What do I want to do with this data? For now, I just want to explore it a little bit with basic text analysis and visualization technologies. Here are some of the things I discovered.

I collected 5917 entries from the database. However, the catalogue is not completely accurate. Many different short texts are registered under only one entry (for example, Stricker: Kleinere Reimpaardichtung is an entry name that could mean any of over 100 different short texts). I might try to improve this database in the future.

I found out that there are 1075 works I call “islands”: that are never in the same manuscript with other texts. This means that almost 5 out of 6 texts in the corpus are transmitted at least once together with other texts. In other words, the Middle High German book was typically a compilation of different works and not a single volume for a single work. It is possibly to represent this network of interrelated texts as a graph (which I generated with Gephi):

alt text

To explore the graph with more detail, open the following link (it might take several seconds to load the whole thing): Detailed Graph

Each node (point) of the graph represents one work according to the Handschriftencensus catalogue. The edges connect works when they share a manuscript. We can see there are some islands and some small isolated blocks of texts, but, for the most part, the network is an interconnected continent. It is almost always possible to create a path between any two nodes.

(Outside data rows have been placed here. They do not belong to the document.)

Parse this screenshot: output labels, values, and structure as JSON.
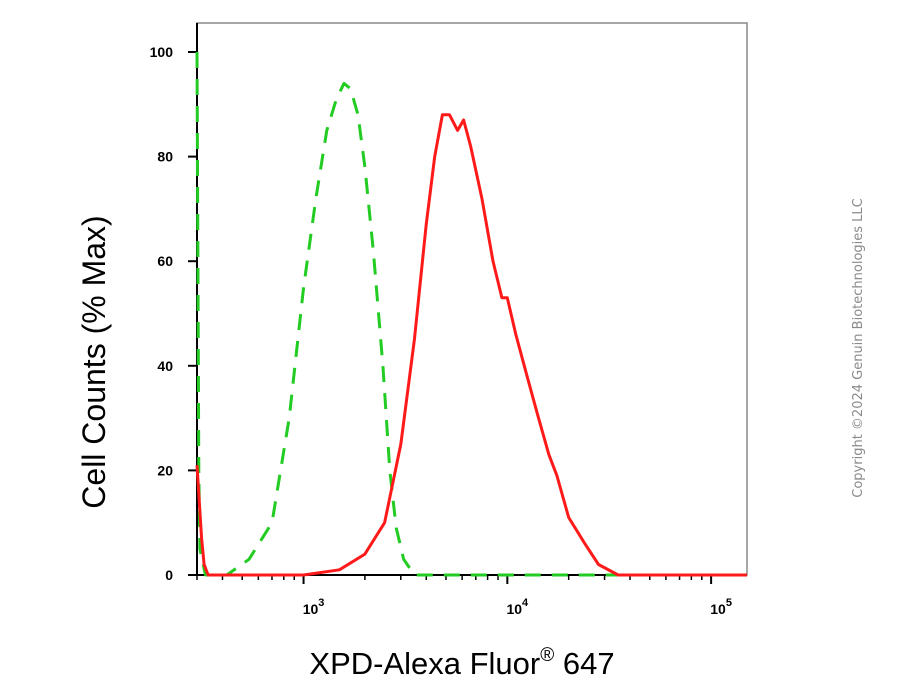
{
  "chart_data": {
    "type": "line",
    "title": "",
    "xlabel": "XPD-Alexa Fluor",
    "xlabel_superscript": "®",
    "xlabel_suffix": " 647",
    "ylabel": "Cell Counts (% Max)",
    "x_scale": "log",
    "xlim": [
      300,
      150000
    ],
    "ylim": [
      0,
      105
    ],
    "yticks": [
      0,
      20,
      40,
      60,
      80,
      100
    ],
    "ytick_labels": [
      "0",
      "20",
      "40",
      "60",
      "80",
      "100"
    ],
    "xticks_major": [
      1000,
      10000,
      100000
    ],
    "xtick_labels": [
      {
        "base": "10",
        "exp": "3"
      },
      {
        "base": "10",
        "exp": "4"
      },
      {
        "base": "10",
        "exp": "5"
      }
    ],
    "grid": false,
    "legend": "none",
    "series": [
      {
        "style": "dashed",
        "color": "#22cc22",
        "points": [
          [
            300,
            100
          ],
          [
            303,
            60
          ],
          [
            306,
            20
          ],
          [
            310,
            5
          ],
          [
            330,
            0
          ],
          [
            420,
            0
          ],
          [
            540,
            3
          ],
          [
            700,
            10
          ],
          [
            850,
            30
          ],
          [
            1000,
            55
          ],
          [
            1150,
            72
          ],
          [
            1300,
            85
          ],
          [
            1450,
            91
          ],
          [
            1580,
            94
          ],
          [
            1700,
            93
          ],
          [
            1850,
            88
          ],
          [
            2000,
            78
          ],
          [
            2200,
            62
          ],
          [
            2450,
            40
          ],
          [
            2650,
            20
          ],
          [
            2850,
            9
          ],
          [
            3100,
            3
          ],
          [
            3500,
            0
          ],
          [
            150000,
            0
          ]
        ]
      },
      {
        "style": "solid",
        "color": "#ff1a1a",
        "points": [
          [
            300,
            21
          ],
          [
            308,
            14
          ],
          [
            316,
            7
          ],
          [
            325,
            2
          ],
          [
            340,
            0
          ],
          [
            1000,
            0
          ],
          [
            1500,
            1
          ],
          [
            2000,
            4
          ],
          [
            2500,
            10
          ],
          [
            3000,
            25
          ],
          [
            3500,
            45
          ],
          [
            4000,
            67
          ],
          [
            4400,
            80
          ],
          [
            4800,
            88
          ],
          [
            5200,
            88
          ],
          [
            5700,
            85
          ],
          [
            6100,
            87
          ],
          [
            6600,
            82
          ],
          [
            7500,
            72
          ],
          [
            8500,
            60
          ],
          [
            9400,
            53
          ],
          [
            10000,
            53
          ],
          [
            11000,
            46
          ],
          [
            12500,
            38
          ],
          [
            14000,
            31
          ],
          [
            16000,
            23
          ],
          [
            17500,
            19
          ],
          [
            20000,
            11
          ],
          [
            24000,
            6
          ],
          [
            28000,
            2
          ],
          [
            35000,
            0
          ],
          [
            150000,
            0
          ]
        ]
      }
    ]
  },
  "watermark": "Copyright ©2024 Genuin Biotechnologies LLC"
}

The colors of the graph were generated by Gephi with the modularity function, which uses a community detection algorithm to highlight the interrelated nodes. My first impressions of this result are:

  • Lyric poetry far away in the brown South,
  • Some love literature in the far pink north.
  • In the main area it is possible to distinguish the blue East (mostly religious literature) and the purple-green West (mostly profane literature).
  • The orange contains a lot of Sapiential or Didactic literature.

I am not 100% confident of this interpretation and in many places it is not so easy to figure out what the cluster is about. I will try to improve the corpus and the graph in the future to be able to perform more reliable analysis. I will make the data available too as soon as I can.